Blockaden-betr.: "Vom militanten zum zahmen AKW-Protest", taz vom 8.8.88

betr.: „Vom militanten zum zahmen AKW-Protest“, taz vom 8.8.88, S. 5

(...) Sind für Sie Menschen, die versuchen, gewaltfrei zu bleiben und Dialoge zu suchen nur noch zu belächeln? Die Bildunterschriften und die Assoziationen „peacig“ „spießig“ scheinen mir das zu belegen.

(..) Die Blockaden in ihrer jetzigen Art sind das (vorläufige) Ergebnis eines politischen Weges, den Menschen sehr unterschiedlicher Auffassungen miteinander gegangen sind; die Vorgehensweisen resultieren aus den Erfahrungen der zwei Jahre, zum Beispiel beruht das Ankündigen des Blockadeendes auf der Hoffnung, so die wartenden Arbeiter eher gesprächsbereit zu finden - ein Anliegen, das einigen von uns sehr wichtig ist, gerade weil die direkte Störung nur symbolisch bleiben kann (wir sind einfach zu wenige). Dennoch glaube ich, daß wir dem Atomstaat nicht ganz „ungefährlich“ geworden sind, die nicht endenden Prozesse scheinen mir das zu beweisen.

Natalie Berghahn, Hamburg 76

Welche geistige Haltung macht es möglich, daß mit der Staatsmacht zusammengearbeitet wird? Einer Staatsmacht, die für Ruhe und Ordnung zum Schutz des kapitalistischen Systems zu sorgen hat und nicht etwa primär für die Demonstrationsfreiheit? Wer hier nicht mehr unterscheiden kann zwischen einzelnen Individuen in Uniform und gezielten Interessen der Polizeiführung in einem kapitalistischen System, macht sich meines Erachtens (Lernprozeß auch bei mir) der Kollaboration schuldig. Wem verschiedene Polizeidienstvorschriften bekannt sind, weiß, welchen Stellenwert zum Beispiel der Dialog im Rahmen der Polizeieinsatzziele hat. Es kann gefährlich werden, wenn wir nicht sehen wollen (vielleicht um Ohnmachtsgefühle zu verhindern) welche Interessen dahinterstecken, wenn die Polizei um ein gutes Verhältnis zu einzelnen Demonstrationsgruppen bemüht ist. Das hat nichts damit zu tun, daß die Polizeibeamten auch zum Teil mit den Zielen der Demonstranten übereinstimmen (was sicher zum Teil richtig ist), sondern ist reine Taktik. Umkehrfähig sind Individuen in einem Apparat, aber nicht der Apparat als solcher. Das bedeutet, Gespräche führen mit den Beamten vor Ort, über die Zeile der Aktion aufklären und den Beamten die eigene Verstrickung deutlich machen. Deutlich machen die Spannung zwischen eigenen Interessen der Beamten als Menschen und ihrer als Teil einer Polizeimaschine. Eine Zusammenarbeiot mit dem Apparat kann es nicht geben. Ich appelliere hier wirklich an unser aller Fähigkeit, klar zu analysieren, mit welchen Kräften wir konfrontiert sind, wo der Dialog möglich und sinnvoll ist und ab wann wir uns einwickeln lassen von Dialogangeboten, die keine sind.

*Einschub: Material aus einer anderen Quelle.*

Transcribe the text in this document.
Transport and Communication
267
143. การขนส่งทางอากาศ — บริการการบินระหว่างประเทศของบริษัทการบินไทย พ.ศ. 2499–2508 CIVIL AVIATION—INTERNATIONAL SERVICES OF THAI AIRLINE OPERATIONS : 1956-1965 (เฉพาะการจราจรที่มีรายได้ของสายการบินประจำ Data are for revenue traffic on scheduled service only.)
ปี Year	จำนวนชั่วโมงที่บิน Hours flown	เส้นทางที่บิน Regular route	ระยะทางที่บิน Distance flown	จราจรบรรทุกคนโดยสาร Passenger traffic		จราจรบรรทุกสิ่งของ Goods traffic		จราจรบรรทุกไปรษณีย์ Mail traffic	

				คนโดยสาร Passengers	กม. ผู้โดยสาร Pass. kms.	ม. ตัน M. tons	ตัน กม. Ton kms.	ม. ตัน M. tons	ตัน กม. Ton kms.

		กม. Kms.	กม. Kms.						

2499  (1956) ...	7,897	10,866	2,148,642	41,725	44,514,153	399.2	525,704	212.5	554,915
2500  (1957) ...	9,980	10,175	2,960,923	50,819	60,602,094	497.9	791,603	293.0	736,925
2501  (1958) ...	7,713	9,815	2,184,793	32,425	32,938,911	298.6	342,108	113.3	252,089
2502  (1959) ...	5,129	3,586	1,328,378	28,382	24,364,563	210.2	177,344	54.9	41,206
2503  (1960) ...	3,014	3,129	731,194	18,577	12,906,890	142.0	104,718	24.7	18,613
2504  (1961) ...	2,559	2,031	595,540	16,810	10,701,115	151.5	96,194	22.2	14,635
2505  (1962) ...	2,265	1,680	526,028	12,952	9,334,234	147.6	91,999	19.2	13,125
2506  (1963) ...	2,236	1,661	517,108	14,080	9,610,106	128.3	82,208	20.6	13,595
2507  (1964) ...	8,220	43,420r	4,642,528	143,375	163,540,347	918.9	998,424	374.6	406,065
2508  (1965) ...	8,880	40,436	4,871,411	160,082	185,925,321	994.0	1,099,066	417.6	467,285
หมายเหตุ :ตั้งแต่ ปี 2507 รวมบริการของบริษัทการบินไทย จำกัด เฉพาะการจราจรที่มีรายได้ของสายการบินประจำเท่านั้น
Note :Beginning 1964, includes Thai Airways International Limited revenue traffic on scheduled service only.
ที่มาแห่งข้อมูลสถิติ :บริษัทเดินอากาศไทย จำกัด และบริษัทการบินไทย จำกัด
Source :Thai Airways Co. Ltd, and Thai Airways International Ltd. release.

H. Olsen, Schwäbisch-Gmünd

(...) Ich halte es für eine Art von Entschlossenheit, trotz der vielen Prozesse, Verurteilungen, Geldstrafen und Knast, die nebenbei auch viel Zeit und Kraft kosten, immer wieder nach Brokdorf zu gehen und mit unserer peacigen Mahnwache gelegentlich lange Autoschlangen von zum Teil arbeitswütigen AKW-Beschäftigen zu verursachen. Über 100 Leute von uns sind bisher wegen Nötigung oder Verstoß gegen das Versammlungsgesetz und anderer Vergehen verurteilt worden, manche mehrmals. Einige sind zur Zeit im Knast. Auch die Begegnungen mit der Polizei sind nicht immer die wahre Freude - aber darüber wißt ihr ja wohl Bescheid. Umso mehr wundert es mich, wie der Dieter darauf kommt, daß es Absprachen mit der Polizei gibt. So etwas hat es nie gegeben und wird es auch nie geben. Wenn wir mit denen reden und mit den AKW-Arbeitern, dann doch bestimmt nicht im Sinne von Absprachen.